Let [tex]F(x,y,z)=f(x,y)-z[/tex]. The tangent plane to [tex]f(x,y)[/tex] at (1, 2, -6) has equation
[tex]\nabla F(1,2,-6)\cdot(x-1,y-2,z+6)=0[/tex]
We have
[tex]\nabla F(x,y,z)=(-4x,-6y,-1)\implies\nabla F(1,2,-6)=(-4,-12,-1)[/tex]
Then the tangent plane has equation
[tex](-4,-12,-1)\cdot(x-1,y-2,z+6)=0\implies -4(x-1)-12(y-2)-(z+6)=0\implies 4x+12y+z=22[/tex]

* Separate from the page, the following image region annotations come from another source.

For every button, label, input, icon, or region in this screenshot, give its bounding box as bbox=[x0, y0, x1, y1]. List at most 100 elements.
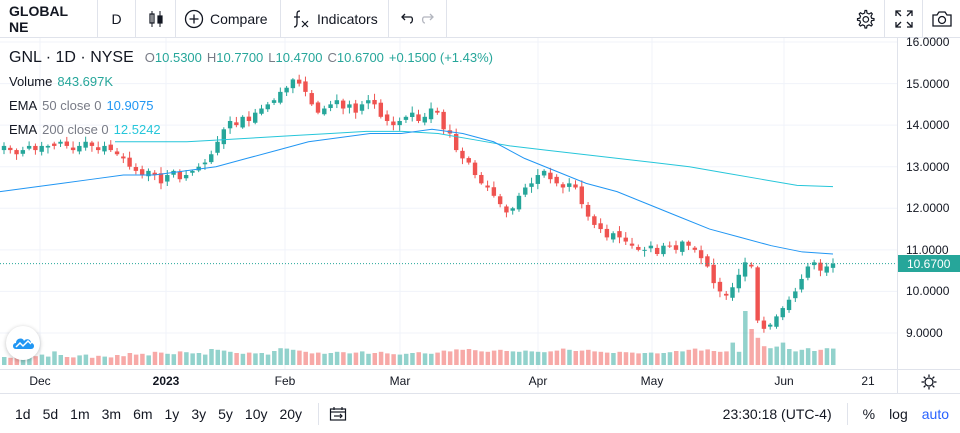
legend-ema200[interactable]: EMA 200 close 0 12.5242 bbox=[9, 118, 493, 142]
symbol-search[interactable]: GLOBAL NE bbox=[0, 0, 98, 38]
settings-button[interactable] bbox=[846, 0, 884, 38]
clock-timezone[interactable]: 23:30:18 (UTC-4) bbox=[722, 406, 832, 422]
volume-bar bbox=[397, 354, 403, 365]
fullscreen-button[interactable] bbox=[884, 0, 922, 38]
volume-bar bbox=[378, 351, 384, 365]
log-toggle[interactable]: log bbox=[889, 406, 908, 422]
volume-bar bbox=[102, 356, 107, 365]
chart-style-button[interactable] bbox=[136, 0, 176, 38]
candle-body bbox=[271, 100, 277, 103]
volume-bar bbox=[2, 357, 7, 365]
candle-body bbox=[579, 186, 584, 205]
volume-bar bbox=[403, 353, 409, 365]
toolbar-right bbox=[846, 0, 960, 38]
undo-icon[interactable] bbox=[399, 11, 415, 27]
range-10y[interactable]: 10y bbox=[244, 406, 268, 422]
volume-bar bbox=[272, 351, 277, 365]
candle-body bbox=[77, 145, 82, 152]
tradingview-logo[interactable] bbox=[6, 326, 40, 360]
volume-bar bbox=[686, 349, 692, 365]
candle-body bbox=[146, 170, 151, 177]
time-axis-label: Feb bbox=[274, 374, 296, 388]
price-chart[interactable] bbox=[0, 38, 897, 369]
range-1m[interactable]: 1m bbox=[70, 406, 90, 422]
volume-bar bbox=[636, 353, 641, 365]
candle-body bbox=[717, 281, 723, 292]
ema200-param: 200 close 0 bbox=[42, 122, 109, 137]
price-axis[interactable]: 16.0000 15.0000 14.0000 13.0000 12.0000 11.00… bbox=[897, 35, 960, 369]
redo-icon[interactable] bbox=[420, 11, 436, 27]
candle-body bbox=[767, 324, 773, 327]
volume-bar bbox=[391, 354, 396, 365]
candle-body bbox=[485, 185, 490, 188]
volume-bar bbox=[560, 348, 566, 365]
percent-toggle[interactable]: % bbox=[862, 406, 876, 422]
volume-bar bbox=[498, 349, 503, 365]
range-3y[interactable]: 3y bbox=[191, 406, 207, 422]
volume-bar bbox=[96, 355, 101, 365]
snapshot-button[interactable] bbox=[922, 0, 960, 38]
range-6m[interactable]: 6m bbox=[133, 406, 153, 422]
volume-bar bbox=[579, 350, 585, 365]
volume-bar bbox=[516, 351, 522, 365]
volume-bar bbox=[831, 348, 836, 365]
volume-bar bbox=[542, 352, 547, 365]
volume-bar bbox=[460, 349, 465, 365]
volume-bar bbox=[755, 337, 761, 365]
volume-bar bbox=[711, 351, 717, 365]
volume-bar bbox=[58, 355, 64, 365]
volume-bar bbox=[259, 353, 264, 365]
volume-bar bbox=[761, 346, 767, 365]
volume-bar bbox=[366, 353, 371, 365]
chart-pane[interactable] bbox=[0, 38, 897, 369]
legend-ema50[interactable]: EMA 50 close 0 10.9075 bbox=[9, 94, 493, 118]
legend-symbol[interactable]: GNL · 1D · NYSE bbox=[9, 49, 134, 66]
candle-body bbox=[296, 79, 302, 84]
axis-settings-button[interactable] bbox=[897, 370, 960, 394]
volume-bar bbox=[661, 353, 666, 365]
volume-bar bbox=[416, 352, 421, 365]
divider bbox=[318, 403, 320, 425]
range-3m[interactable]: 3m bbox=[101, 406, 122, 422]
candle-body bbox=[127, 157, 132, 167]
candle-body bbox=[617, 231, 622, 238]
candle-body bbox=[428, 108, 434, 120]
volume-bar bbox=[743, 311, 748, 365]
time-axis[interactable]: Dec 2023 Feb Mar Apr May Jun 21 bbox=[0, 369, 960, 394]
volume-bar bbox=[309, 353, 315, 365]
candle-body bbox=[102, 145, 107, 152]
range-5y[interactable]: 5y bbox=[218, 406, 233, 422]
volume-bar bbox=[39, 354, 45, 365]
volume-bar bbox=[699, 350, 704, 365]
candle-body bbox=[604, 228, 610, 238]
auto-toggle[interactable]: auto bbox=[921, 406, 949, 422]
volume-bar bbox=[435, 352, 440, 365]
range-5d[interactable]: 5d bbox=[42, 406, 59, 422]
candle-body bbox=[96, 147, 101, 151]
candle-body bbox=[529, 183, 534, 187]
legend-volume[interactable]: Volume 843.697K bbox=[9, 70, 493, 94]
volume-bar bbox=[290, 349, 296, 365]
candle-body bbox=[799, 278, 804, 290]
gear-icon bbox=[856, 9, 875, 29]
candle-body bbox=[26, 145, 32, 149]
undo-redo-group bbox=[389, 0, 447, 38]
volume-bar bbox=[341, 352, 346, 365]
range-20y[interactable]: 20y bbox=[279, 406, 303, 422]
volume-bar bbox=[780, 342, 786, 365]
volume-bar bbox=[667, 352, 673, 365]
candle-body bbox=[152, 172, 157, 176]
time-axis-label: Apr bbox=[528, 374, 548, 388]
candle-body bbox=[221, 129, 227, 145]
candle-body bbox=[284, 87, 289, 93]
compare-button[interactable]: Compare bbox=[176, 0, 281, 38]
indicators-button[interactable]: Indicators bbox=[281, 0, 389, 38]
goto-date-icon[interactable] bbox=[329, 406, 347, 422]
volume-bar bbox=[586, 349, 591, 365]
volume-bar bbox=[234, 353, 239, 365]
interval-selector[interactable]: D bbox=[98, 0, 136, 38]
range-1y[interactable]: 1y bbox=[164, 406, 180, 422]
range-1d[interactable]: 1d bbox=[15, 406, 31, 422]
volume-bar bbox=[548, 351, 553, 365]
volume-bar bbox=[429, 353, 434, 365]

Let [tex]g(x,y)=4-x^2-y^2[/tex], and [tex]G(x,y,z)=g(x,y)-z[/tex]. The tangent plane to [tex]S[/tex] at a point [tex](a,b,c)[/tex] is
[tex]\nabla G(a,b,c)\cdot(x-a,y-b,z-c)=0[/tex]
We have
[tex]\nabla G(x,y,z)=(-2x,-2y,-1)\implies \nabla G(a,b,c)=(-2a,-2b,-1)[/tex]
so that this plane has equation
[tex](-2a,-2b,-1)\cdot(x-a,y-b,z-c)=0\implies2ax+2by+z=2a^2+2b^2+c[/tex]
In order for this plane to be parallel to the previous plane, we need to have
[tex]\begin{cases}2a=4\\2b=12\end{cases}\implies a=2,b=6\implies g(a,b)=c=-36[/tex]
so the point we're looking for is (2, 6, -36).